Ein Verteidigungsversuch zur Rappenspalterei

Die Luzerner Zeitung hat sich das Kantonsspital vorgeknöpft. Vom Wetter her kann man schon fast sagen: Zum Stopfen des Sommerlochs. Das Vergehen des Kantonsspitals ist üblicher als üblich: Es hat die Lieferung gewisser Waren ausgeschrieben und neu vergeben. Dabei kamen lokale Lieferanten nicht mehr zum Zuge. Der Vorwurf lautet nun: Rappenspalterei.
Völlig klar: Es gibt gute Gründe, lokales Gewerbe zu unterstützen und als öffentliches Unternehmen sowieso. Wieso sollten Steuergelder nicht in der Region bleiben? Will man dies vermehrt gewichten, braucht es aber eine Diskussion über die Regeln der Ausschreibung, eine andere Gewichtung der Faktoren, wobei schon heute der Preis nicht das einzige Kriterium ist.
Der Aufschrei, weil jetzt im Kantonsspital kein Knutwiler mehr getrunken wird, hat aber etwas Willkürliches. Unsere Vergabekriterien sind im Submissionsgesetz geregelt und schaffen so einen klaren Rahmen, an die sich die öffentliche Hand halten muss. Ansonsten sind die Grenzen hin zu Mauschelei, Vetterliwirtschaft und letztlich Korruption schnell einmal überschritten. Ein klares Submissionsgesetz ist zusammen mit einer unaufgeregten Kontrollkultur und der Trennung der verschiedenen Staatsgewalten ein wichtiger Riegel.
Der Aufschrei ist aber auch heuchlerisch.
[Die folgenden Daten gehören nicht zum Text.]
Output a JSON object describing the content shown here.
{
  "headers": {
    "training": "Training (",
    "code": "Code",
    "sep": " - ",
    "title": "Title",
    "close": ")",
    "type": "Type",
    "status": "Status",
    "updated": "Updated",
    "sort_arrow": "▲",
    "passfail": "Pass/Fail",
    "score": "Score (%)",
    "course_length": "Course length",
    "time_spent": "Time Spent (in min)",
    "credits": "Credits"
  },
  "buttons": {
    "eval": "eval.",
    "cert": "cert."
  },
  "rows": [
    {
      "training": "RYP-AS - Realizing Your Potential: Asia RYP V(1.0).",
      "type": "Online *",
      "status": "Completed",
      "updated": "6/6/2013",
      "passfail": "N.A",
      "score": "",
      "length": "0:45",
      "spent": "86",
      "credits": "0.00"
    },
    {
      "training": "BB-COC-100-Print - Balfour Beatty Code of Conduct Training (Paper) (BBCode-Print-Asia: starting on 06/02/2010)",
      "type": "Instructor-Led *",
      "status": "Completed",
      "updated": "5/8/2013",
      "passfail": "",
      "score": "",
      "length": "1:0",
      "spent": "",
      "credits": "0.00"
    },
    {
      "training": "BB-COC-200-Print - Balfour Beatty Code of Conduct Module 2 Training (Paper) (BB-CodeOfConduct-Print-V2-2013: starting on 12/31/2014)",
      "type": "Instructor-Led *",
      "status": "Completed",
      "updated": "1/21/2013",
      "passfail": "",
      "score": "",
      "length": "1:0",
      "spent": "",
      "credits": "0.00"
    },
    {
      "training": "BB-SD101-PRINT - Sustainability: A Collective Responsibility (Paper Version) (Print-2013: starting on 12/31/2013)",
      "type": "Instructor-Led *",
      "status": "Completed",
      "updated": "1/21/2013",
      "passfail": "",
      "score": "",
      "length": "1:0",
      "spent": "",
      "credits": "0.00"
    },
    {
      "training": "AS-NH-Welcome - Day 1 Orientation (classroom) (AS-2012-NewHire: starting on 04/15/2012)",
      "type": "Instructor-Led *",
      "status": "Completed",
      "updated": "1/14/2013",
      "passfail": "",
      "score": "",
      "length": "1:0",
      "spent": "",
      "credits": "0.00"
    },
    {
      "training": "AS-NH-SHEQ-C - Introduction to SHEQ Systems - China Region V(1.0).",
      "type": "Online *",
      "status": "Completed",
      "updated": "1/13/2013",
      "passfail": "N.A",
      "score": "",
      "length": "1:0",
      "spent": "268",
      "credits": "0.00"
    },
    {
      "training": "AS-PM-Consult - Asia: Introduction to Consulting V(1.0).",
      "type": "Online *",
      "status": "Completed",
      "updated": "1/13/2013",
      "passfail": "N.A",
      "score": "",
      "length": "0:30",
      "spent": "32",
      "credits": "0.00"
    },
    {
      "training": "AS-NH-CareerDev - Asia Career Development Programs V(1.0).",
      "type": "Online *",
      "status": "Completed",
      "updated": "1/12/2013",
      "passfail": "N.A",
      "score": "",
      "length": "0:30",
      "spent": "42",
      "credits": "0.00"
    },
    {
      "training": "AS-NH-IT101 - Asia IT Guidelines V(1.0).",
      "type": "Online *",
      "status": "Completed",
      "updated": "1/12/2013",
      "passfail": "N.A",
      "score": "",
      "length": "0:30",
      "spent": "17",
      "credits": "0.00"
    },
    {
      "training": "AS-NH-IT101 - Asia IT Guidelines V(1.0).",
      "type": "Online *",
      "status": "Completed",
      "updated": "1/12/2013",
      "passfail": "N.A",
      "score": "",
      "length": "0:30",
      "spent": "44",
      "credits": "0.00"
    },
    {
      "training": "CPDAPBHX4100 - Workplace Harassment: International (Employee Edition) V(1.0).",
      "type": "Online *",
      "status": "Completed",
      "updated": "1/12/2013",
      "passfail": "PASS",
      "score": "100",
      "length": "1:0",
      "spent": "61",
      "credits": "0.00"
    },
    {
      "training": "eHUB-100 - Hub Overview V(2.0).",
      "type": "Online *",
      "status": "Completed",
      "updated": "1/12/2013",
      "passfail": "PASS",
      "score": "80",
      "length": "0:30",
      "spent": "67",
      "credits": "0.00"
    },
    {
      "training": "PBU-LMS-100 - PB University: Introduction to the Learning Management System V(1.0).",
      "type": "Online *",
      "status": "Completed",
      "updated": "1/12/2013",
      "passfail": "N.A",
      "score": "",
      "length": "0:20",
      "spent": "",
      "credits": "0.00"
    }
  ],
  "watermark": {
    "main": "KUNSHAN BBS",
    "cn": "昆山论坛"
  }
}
Wenn SVP-Kantonsrat Räto Camenisch den Entscheid als unsensibel bezeichnet (Debatte im März über die Gesundheitspolitik), dann vergisst er, dass seine Partei wie andere bürgerliche Kräfte den Staat stets aufrufen, die Sparmöglichkeiten voll auszuschöpfen. Aus ihrer Sicht ist an vielen Orten noch Luft drin, die abgelassen werden kann. Wenn dann halt am Schluss kein Blöterli mehr im Wasser übrigbleibt, so sollte es die gleichen Kreise nicht derart überraschen.